The academic calendar assessment presentation was given by computer science teaching professor Mark Stehlik, who serves on the Calendar Innovation Committee (CIC). The CIC was created to analyze the Academic Year (AY) 21-22 calendar and assess what should be done for AY 22-23. The result was the current “7-1-7 alignment” that features seven weeks of classes, one week of break, and seven weeks of classes. The main purpose of the AY 22-23 Calendar Assessment Committee (CAC), a part of the CIC, is to “develop and deliver a set of recommendations to the Provost for evaluating the impact of the approved changes to the academic calendar that can inform decision-making about the future of the academic calendar.”

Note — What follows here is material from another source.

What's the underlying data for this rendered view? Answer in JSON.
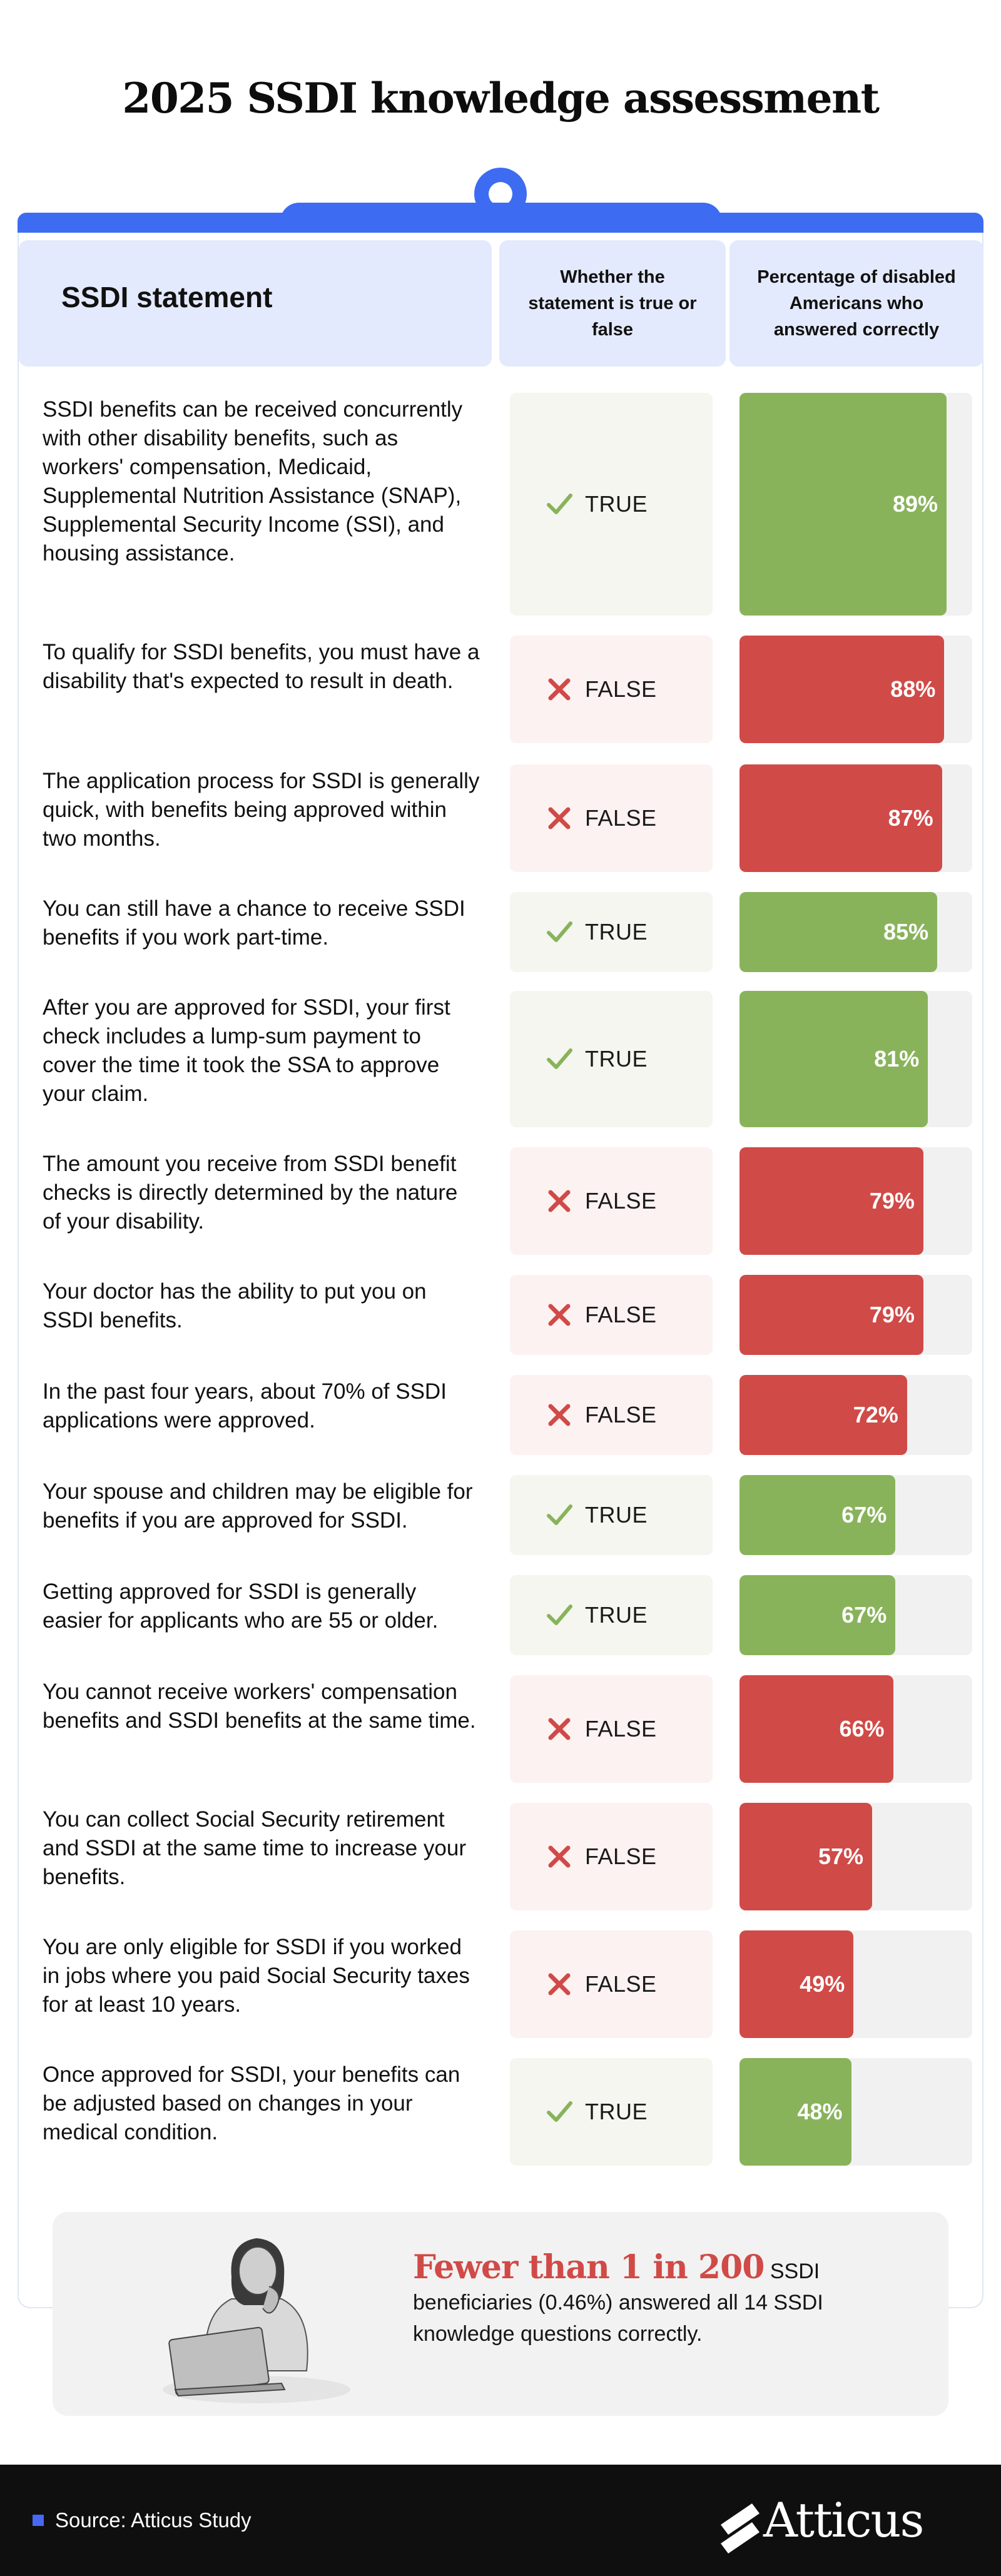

The CAC has approached their work through five meetings: the first for developing research questions, the second through fourth to research question themes, and the fifth to prioritize metrics. Currently, 37 metrics within four domains have been considered to assess the new 7-1-7 calendar: 12 for student learning and curriculum, 15 for student wellbeing, five for faculty and staff experience, and five for faculty and staff wellbeing.

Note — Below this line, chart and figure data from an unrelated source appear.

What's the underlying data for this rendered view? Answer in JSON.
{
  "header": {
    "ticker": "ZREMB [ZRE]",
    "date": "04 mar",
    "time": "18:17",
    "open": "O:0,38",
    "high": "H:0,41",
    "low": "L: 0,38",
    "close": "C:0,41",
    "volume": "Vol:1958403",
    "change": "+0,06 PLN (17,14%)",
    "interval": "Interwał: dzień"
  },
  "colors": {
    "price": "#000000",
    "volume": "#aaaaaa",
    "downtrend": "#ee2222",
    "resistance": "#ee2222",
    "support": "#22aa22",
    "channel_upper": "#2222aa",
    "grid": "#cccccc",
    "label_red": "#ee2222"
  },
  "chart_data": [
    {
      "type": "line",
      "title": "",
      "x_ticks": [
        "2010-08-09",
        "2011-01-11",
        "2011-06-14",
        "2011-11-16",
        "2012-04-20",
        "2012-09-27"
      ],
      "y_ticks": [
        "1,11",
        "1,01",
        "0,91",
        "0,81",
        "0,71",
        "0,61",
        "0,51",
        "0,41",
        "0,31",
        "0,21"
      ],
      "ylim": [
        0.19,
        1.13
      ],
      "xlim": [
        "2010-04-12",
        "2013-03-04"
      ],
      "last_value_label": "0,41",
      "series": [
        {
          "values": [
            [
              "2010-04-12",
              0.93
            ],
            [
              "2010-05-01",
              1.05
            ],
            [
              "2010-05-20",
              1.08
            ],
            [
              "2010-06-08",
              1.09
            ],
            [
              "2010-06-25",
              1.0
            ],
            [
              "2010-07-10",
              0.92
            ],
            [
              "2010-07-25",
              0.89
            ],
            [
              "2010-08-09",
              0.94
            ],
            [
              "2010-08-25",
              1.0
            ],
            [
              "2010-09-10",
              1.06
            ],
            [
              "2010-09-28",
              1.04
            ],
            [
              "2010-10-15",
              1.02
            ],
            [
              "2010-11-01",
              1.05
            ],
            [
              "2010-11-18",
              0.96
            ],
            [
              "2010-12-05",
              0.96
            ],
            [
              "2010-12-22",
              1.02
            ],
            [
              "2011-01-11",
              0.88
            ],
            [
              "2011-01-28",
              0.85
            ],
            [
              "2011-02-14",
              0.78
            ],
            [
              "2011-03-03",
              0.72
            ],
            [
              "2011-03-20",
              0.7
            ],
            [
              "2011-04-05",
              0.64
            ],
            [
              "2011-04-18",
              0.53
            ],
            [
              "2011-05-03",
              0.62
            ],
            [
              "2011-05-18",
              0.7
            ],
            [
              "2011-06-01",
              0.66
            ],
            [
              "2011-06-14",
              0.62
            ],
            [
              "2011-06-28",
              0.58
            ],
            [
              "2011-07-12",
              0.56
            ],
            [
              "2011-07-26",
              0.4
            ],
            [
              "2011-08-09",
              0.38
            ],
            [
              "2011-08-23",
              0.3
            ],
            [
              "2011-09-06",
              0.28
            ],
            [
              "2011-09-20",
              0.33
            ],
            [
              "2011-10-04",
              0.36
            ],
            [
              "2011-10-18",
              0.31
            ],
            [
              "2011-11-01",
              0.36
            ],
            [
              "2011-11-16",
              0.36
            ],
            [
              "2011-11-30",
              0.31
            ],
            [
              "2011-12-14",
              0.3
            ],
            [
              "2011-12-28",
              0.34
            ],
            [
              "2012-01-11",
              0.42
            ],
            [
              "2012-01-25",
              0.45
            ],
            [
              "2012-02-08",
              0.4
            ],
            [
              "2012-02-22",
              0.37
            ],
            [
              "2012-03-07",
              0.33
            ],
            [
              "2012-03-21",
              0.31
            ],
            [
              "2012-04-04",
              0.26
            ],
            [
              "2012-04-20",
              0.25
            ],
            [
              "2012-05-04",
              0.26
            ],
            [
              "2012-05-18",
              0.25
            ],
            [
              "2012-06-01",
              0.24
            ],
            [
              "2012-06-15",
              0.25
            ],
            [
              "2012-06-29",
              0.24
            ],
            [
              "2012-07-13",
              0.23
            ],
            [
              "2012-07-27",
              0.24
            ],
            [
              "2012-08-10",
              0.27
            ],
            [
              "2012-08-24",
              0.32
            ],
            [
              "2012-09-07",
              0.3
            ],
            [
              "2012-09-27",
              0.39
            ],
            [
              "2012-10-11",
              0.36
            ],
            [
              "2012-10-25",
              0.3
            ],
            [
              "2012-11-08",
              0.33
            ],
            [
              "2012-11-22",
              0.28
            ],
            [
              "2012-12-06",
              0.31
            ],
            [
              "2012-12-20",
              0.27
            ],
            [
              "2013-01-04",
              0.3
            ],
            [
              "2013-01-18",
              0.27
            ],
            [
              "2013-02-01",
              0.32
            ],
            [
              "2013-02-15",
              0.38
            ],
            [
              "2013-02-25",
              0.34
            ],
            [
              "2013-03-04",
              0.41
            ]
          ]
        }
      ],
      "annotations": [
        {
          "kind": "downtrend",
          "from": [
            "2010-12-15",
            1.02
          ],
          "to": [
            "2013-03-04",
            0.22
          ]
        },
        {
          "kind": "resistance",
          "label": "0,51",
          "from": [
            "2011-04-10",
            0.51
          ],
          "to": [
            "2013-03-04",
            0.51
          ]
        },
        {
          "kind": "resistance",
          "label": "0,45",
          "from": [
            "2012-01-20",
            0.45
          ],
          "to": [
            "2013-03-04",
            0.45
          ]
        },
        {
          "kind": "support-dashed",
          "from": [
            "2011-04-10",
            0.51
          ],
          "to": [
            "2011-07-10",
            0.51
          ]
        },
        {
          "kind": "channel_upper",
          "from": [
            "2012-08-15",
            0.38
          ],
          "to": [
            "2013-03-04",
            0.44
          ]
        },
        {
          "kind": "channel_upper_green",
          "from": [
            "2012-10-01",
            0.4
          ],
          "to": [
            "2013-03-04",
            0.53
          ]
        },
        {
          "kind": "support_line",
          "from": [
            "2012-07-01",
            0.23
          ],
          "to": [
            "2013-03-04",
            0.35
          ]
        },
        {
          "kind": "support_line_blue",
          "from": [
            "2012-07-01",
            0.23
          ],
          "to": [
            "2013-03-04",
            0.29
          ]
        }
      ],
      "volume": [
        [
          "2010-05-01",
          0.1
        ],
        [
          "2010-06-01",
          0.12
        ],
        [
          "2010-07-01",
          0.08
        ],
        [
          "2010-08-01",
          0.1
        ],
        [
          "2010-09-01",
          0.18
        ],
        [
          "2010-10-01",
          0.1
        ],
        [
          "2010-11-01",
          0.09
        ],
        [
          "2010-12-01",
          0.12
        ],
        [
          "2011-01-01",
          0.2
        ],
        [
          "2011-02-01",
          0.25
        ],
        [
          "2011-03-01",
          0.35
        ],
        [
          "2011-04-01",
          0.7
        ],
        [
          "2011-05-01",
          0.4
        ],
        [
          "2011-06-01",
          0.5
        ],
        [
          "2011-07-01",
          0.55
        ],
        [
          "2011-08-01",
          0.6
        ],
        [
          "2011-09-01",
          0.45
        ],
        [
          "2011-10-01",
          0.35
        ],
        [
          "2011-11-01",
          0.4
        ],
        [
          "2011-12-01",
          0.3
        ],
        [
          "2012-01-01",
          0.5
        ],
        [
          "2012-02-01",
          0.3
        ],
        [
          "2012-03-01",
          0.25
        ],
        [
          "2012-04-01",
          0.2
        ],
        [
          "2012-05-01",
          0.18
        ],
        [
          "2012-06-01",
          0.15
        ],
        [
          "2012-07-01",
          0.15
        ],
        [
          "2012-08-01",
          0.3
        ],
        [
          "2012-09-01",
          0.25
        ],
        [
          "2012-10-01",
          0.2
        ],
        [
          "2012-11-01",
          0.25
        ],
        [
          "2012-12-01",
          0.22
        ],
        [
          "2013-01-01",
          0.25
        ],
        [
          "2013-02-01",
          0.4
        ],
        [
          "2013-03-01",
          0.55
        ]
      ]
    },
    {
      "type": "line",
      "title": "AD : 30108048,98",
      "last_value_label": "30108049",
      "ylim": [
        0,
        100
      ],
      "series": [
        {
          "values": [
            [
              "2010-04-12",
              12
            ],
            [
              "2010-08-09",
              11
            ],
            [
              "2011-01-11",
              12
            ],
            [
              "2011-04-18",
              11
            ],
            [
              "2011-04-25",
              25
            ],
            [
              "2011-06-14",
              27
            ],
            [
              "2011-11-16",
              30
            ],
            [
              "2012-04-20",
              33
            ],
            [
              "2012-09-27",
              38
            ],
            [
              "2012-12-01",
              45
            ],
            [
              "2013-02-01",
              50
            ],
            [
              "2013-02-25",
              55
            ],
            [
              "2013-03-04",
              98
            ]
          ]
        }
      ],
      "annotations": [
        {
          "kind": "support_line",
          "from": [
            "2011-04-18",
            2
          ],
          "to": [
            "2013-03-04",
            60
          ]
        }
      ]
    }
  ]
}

Three criteria were used to evaluate each metric: communication power, which considers how well a question communicates to a broad and diverse audience; proxy power, which asks how well the question says something of critical importance about the 7-1-7 calendar change; and data power, which asks if the CAC could obtain appropriate data/information in a timely manner. For instance, a metric evaluating change in the number of students using UHS and CaPS due to the calendar chance was considered to have “medium” communication, “low” proxy, and “low” data power since Community Health & Wellbeing experts indicated that changes in UHS and CaPS service utilization is not solely related to the calendar change.
Data will be collected in a variety of ways, including student surveys, faculty surveys, analysis of existing data, engagement analysis, and faculty focus groups. The next steps for the CAC is to share their plan with relevant groups and then charge the Institutional Research and the Eberly Center with conducting research.

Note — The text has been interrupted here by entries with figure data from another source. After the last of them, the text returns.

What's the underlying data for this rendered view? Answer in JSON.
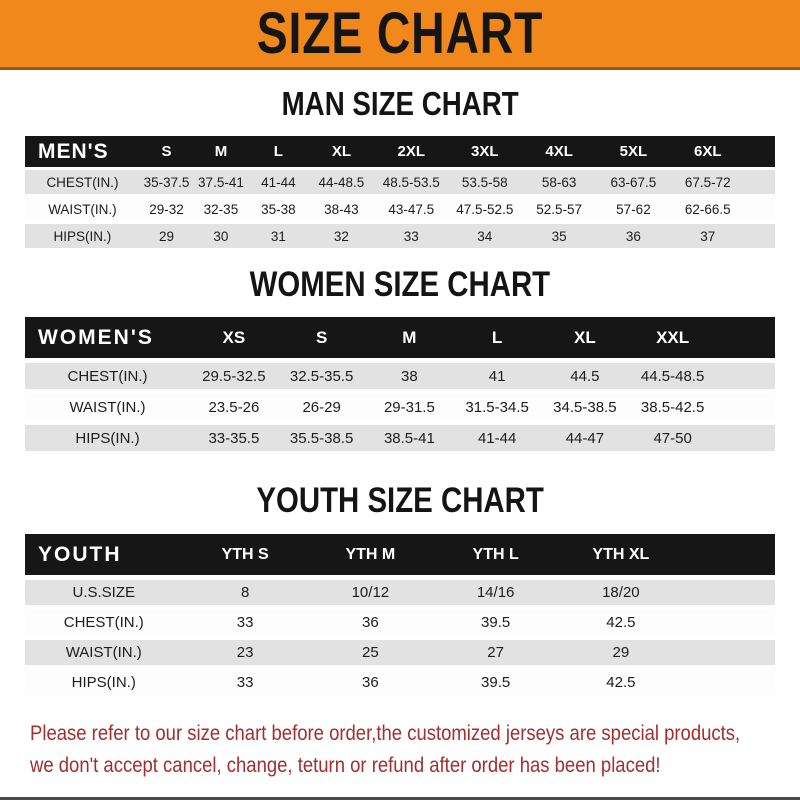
{
  "banner": {
    "title": "SIZE CHART"
  },
  "colors": {
    "banner_bg": "#F0881C",
    "header_bar_bg": "#161616",
    "alt_row_bg": "#E2E2E2",
    "footer_text": "#A32E2E"
  },
  "men": {
    "title": "MAN SIZE CHART",
    "header": [
      "MEN'S",
      "S",
      "M",
      "L",
      "XL",
      "2XL",
      "3XL",
      "4XL",
      "5XL",
      "6XL"
    ],
    "rows": [
      [
        "CHEST(IN.)",
        "35-37.5",
        "37.5-41",
        "41-44",
        "44-48.5",
        "48.5-53.5",
        "53.5-58",
        "58-63",
        "63-67.5",
        "67.5-72"
      ],
      [
        "WAIST(IN.)",
        "29-32",
        "32-35",
        "35-38",
        "38-43",
        "43-47.5",
        "47.5-52.5",
        "52.5-57",
        "57-62",
        "62-66.5"
      ],
      [
        "HIPS(IN.)",
        "29",
        "30",
        "31",
        "32",
        "33",
        "34",
        "35",
        "36",
        "37"
      ]
    ]
  },
  "women": {
    "title": "WOMEN SIZE CHART",
    "header": [
      "WOMEN'S",
      "XS",
      "S",
      "M",
      "L",
      "XL",
      "XXL"
    ],
    "rows": [
      [
        "CHEST(IN.)",
        "29.5-32.5",
        "32.5-35.5",
        "38",
        "41",
        "44.5",
        "44.5-48.5"
      ],
      [
        "WAIST(IN.)",
        "23.5-26",
        "26-29",
        "29-31.5",
        "31.5-34.5",
        "34.5-38.5",
        "38.5-42.5"
      ],
      [
        "HIPS(IN.)",
        "33-35.5",
        "35.5-38.5",
        "38.5-41",
        "41-44",
        "44-47",
        "47-50"
      ]
    ]
  },
  "youth": {
    "title": "YOUTH SIZE CHART",
    "header": [
      "YOUTH",
      "YTH S",
      "YTH M",
      "YTH L",
      "YTH XL"
    ],
    "rows": [
      [
        "U.S.SIZE",
        "8",
        "10/12",
        "14/16",
        "18/20"
      ],
      [
        "CHEST(IN.)",
        "33",
        "36",
        "39.5",
        "42.5"
      ],
      [
        "WAIST(IN.)",
        "23",
        "25",
        "27",
        "29"
      ],
      [
        "HIPS(IN.)",
        "33",
        "36",
        "39.5",
        "42.5"
      ]
    ]
  },
  "footer": {
    "line1": "Please refer to our size chart before order,the customized jerseys are special products,",
    "line2": "we don't accept cancel, change, teturn or refund after order has been placed!"
  }
}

Currently, the proposed AY 23-24 calendar does also feature the 7-1-7 alignment, and classes are planned for election day.
The next presentation was regarding the creation of a Student & Faculty Ombuds Office. An ombuds is “a designated neutral person who informally and confidentially helps to manage and resolve issues.” Their purpose is to direct individuals to the appropriate formal and/or informal process to resolve concerns. Examples given for why one may visit the Ombuds Office include navigating accusations of plagiarism, concerns about academic integrity violations and investigations, concerns about how instructors or professors are acting, or concerns about going on leave.
The Ombuds is meant to be an informal option that listens to concerns, provides assistance with evaluating options, and explains university policy and procedures, among other things. They are not meant to provide mental health counseling, offer legal advice, duplicate grievance procedures, conduct formal investigations, or overturn binding decisions. The main words that are used to describe the Student & Faculty Ombuds Office are informal, independent, impartial, and confidential; the identity of visitors to the office will not be disclosed unless permission is given, unless there is an imminent risk of serious harm, or for legal reasons.
There is currently an ongoing search for someone to fill the position of the ombuds. The goal is to hire a senior teaching track, tenured, or emeritus faculty member at Carnegie Mellon. The committee to hire an ombuds will include a number of students, staff, and administrators. The search is currently planned to begin in November.